A new study in Psychological Science reports that bicep size and preferences for wealth redistribution correlate. If you're rich and have big guns you're against redistribution. On the other hand, if you're poor and muscle bound, you favor redistribution. The idea is that more upper body strength rouses a man (the effect was not found in women) to defend his self-interests, e.g, protect what you have if you're rich and try to grab more, if you're poor. In contrast, the rich 98-pound weaklings were less interested in preventing redistribution and the poor shrimps were less concerned about trying take from the rich.
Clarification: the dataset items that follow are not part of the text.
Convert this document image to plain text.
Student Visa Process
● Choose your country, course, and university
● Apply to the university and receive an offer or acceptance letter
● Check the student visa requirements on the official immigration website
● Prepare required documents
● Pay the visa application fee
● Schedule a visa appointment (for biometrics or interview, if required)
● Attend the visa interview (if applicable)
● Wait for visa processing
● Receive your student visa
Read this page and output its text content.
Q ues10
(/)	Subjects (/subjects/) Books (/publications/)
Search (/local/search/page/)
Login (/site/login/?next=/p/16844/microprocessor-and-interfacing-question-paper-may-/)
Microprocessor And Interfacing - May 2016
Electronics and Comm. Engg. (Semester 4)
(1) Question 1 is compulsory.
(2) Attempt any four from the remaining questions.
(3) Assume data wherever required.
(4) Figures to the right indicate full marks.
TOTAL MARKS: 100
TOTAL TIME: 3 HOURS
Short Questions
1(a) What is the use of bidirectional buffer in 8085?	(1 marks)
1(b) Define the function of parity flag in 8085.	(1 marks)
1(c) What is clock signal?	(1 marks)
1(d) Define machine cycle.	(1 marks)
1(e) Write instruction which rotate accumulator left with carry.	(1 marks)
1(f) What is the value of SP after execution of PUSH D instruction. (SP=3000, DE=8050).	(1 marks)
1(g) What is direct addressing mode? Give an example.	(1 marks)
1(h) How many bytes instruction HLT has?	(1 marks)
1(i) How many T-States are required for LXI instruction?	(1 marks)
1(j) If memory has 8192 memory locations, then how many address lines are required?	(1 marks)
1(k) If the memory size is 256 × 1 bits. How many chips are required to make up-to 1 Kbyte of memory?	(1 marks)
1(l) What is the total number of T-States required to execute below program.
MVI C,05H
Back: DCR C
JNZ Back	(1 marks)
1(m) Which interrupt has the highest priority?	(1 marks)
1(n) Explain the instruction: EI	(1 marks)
As the abstract of the article, "The Ancestral Logic of Politics: Upper Body Strength Regulates Men's Assertion of Self-Interest Over Economic Redistribution," reads:
Over human evolutionary history, upper-body strength has been a major component of fighting ability. Evolutionary models of animal conflict predict that actors with greater fighting ability will more actively attempt to acquire or defend resources than less formidable contestants will. Here, we applied these models to political decision making about redistribution of income and wealth among modern humans. In studies conducted in Argentina, Denmark, and the United States, men with greater upper-body strength more strongly endorsed the self-beneficial position: Among men of lower socioeconomic status (SES), strength predicted increased support for redistribution; among men of higher SES, strength predicted increased opposition to redistribution. Because personal upper-body strength is irrelevant to payoffs from economic policies in modern mass democracies, the continuing role of strength suggests that modern political decision making is shaped by an evolved psychology designed for small-scale groups.
Hmmm. It's probably too much to conclude that a lot of our political problems could be solved if we could persuade our egalitarian buddies to stay away from the gym.
Disclosure: What are biceps? And yet I abhor redistribution.